CAPTIONS, PICTURES CAPTIONS, IMPORTANCE

 CAPTIONS

Why use pictures anyway?

Words can seldom explain or describe an event as eloquently as can a photograph. There is a Chinese saying: “A picture is worth a thousand words.”

The readers are educated, frightened, thrilled and amused by visual images. These images tell us about the lifestyle of people living in remote villages of Pakistan, a devastating flood in Bangladesh and the weeping family in the background, the thrill of victory and the agony of defeat in a cricket match and the list goes on.

Some photographs cause our eyes to mist, while others cause them to crinkle in amusement. Photographs can document everyday life in the alleys of the old city or a boring social event of the wealthy in a posh hotel.

What is a caption?

A caption is a brief summary or explanation of a photograph’s content. While each publication will have its own caption style, ideally a caption should answer the usual who, what, where, when, why and how.

Associated Press (AP), which provides a good caption model to follow, says the first sentence will be in the present tense and tells what’s happening, who’s in the picture, when it’s happening and where. The second sentence, in the past tense, sums up the action and provides the how and why. Occasionally a third sentence will be required to provide elaboration.

The photograph-caption package

A photograph and its caption, contrary to what some editors and photographers think, are viewed by most readers as a unit. Newspaper readers look at the caption for explanation and clarification of the visual information contained in the photograph.

Tips for caption writing

1. Don’t tell the obvious

If the person in the photographs is pretty or attractive, that fact will be obvious from the photograph. The picture will tell whether a person is smiling. It may be necessary, however, to tell why he or she is smiling.

2. Use specifics rather than generalities

‘A ten-pound cake’ is better than ‘a huge cake.’ ‘A man, aged 70,’ is more descriptive than ‘an old man.’

3. Use ‘from left’ rather than ‘from left to right’

The first means as much as the second and is shorter. Neither ‘left’ or ‘right’ should be overworked. If one of the two boys in a picture is wearing a baseball cap, use that fact to identify him. If the president is in a golf cart with a professional golfer, readers shouldn’t have to be told which one is the president.

4. Write captions in the present tense

This enhances the ‘immediacy’ of the photographs they accompany. The past tense is used if it gives additional facts not described in the action in the photograph. The caption may use both present and past tenses, but the past-tense element should not be used in the same sentence with a present-tense verb describing the action.

Indian tennis player Sania Mirza gestures as she addresses a press conference in Hyderabad on Thursday after returning home from the US Open. Sania, a native of the southern Indian city, was defeated in the fourth round of the tournament held at Flushing Meadows in New York by current number one Maria Sharapova. -- AFP

5. Make sure the caption is accurate

Double-check the spelling of names. The newspaper, not the photographer, gets the blame for inaccuracies. Caption errors occur because the photographer fail to give the editor enough, or accurate, information for caption writing.
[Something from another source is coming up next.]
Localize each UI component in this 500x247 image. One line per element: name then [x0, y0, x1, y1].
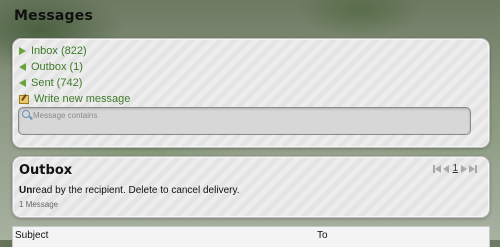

6. Credit the photographer or wire service

Credit must be given to the photographer or the wire service, as the case may be, in the caption. (‘Photo by Naveed Akram’ or -- ‘AP wire photo’)

When photographs lie

“Photographs never lie” is one of the oldest newspaper axioms. It’s doubtful whether that was ever true, and it certainly isn’t today. Computerised processing of photos makes it easier than ever to manipulate pictures in ways that are totally unethical.

‘National Geographic’ magazine moved a pyramid closer to the Sphinx to improve the composition of a photo, then listened to cries of outrage from photographers and others who objected to the practice. ‘TV Guide’ put Oprah Winfrey’s head on another person’s body and suffered a similar fate.

One can’t help but wonder, though, how many similar things have occurred without someone noticing. The fact is that tampering with the content of a photograph is tantamount to printing a ‘manufactured’ quotation and attributing it to a senator, the mayor or a police officer at the scene of a crime. ‘Manufacturing’ untrue photographs is just as wrong as ‘manufacturing’ a quotation.

Quality publications now limit computerised alteration of photographs to the equivalent of ‘minor retouching,’ a process developed in the era of conventional photography. Editors and photographers are allowed to make a photograph lighter or darker. They are also allowed to do ‘electronic edge sharpening,’ the equivalent of improving the focus.

Most other forms of alterations are prohibited, although some publications allow the removal of distracting background elements. That might include removal of an electric wire dangling behind a subject in such a way as to appear the wire is emerging from the person’s head. The best photographers eliminate such distractions the right way by making sure they aren’t there in the original photograph.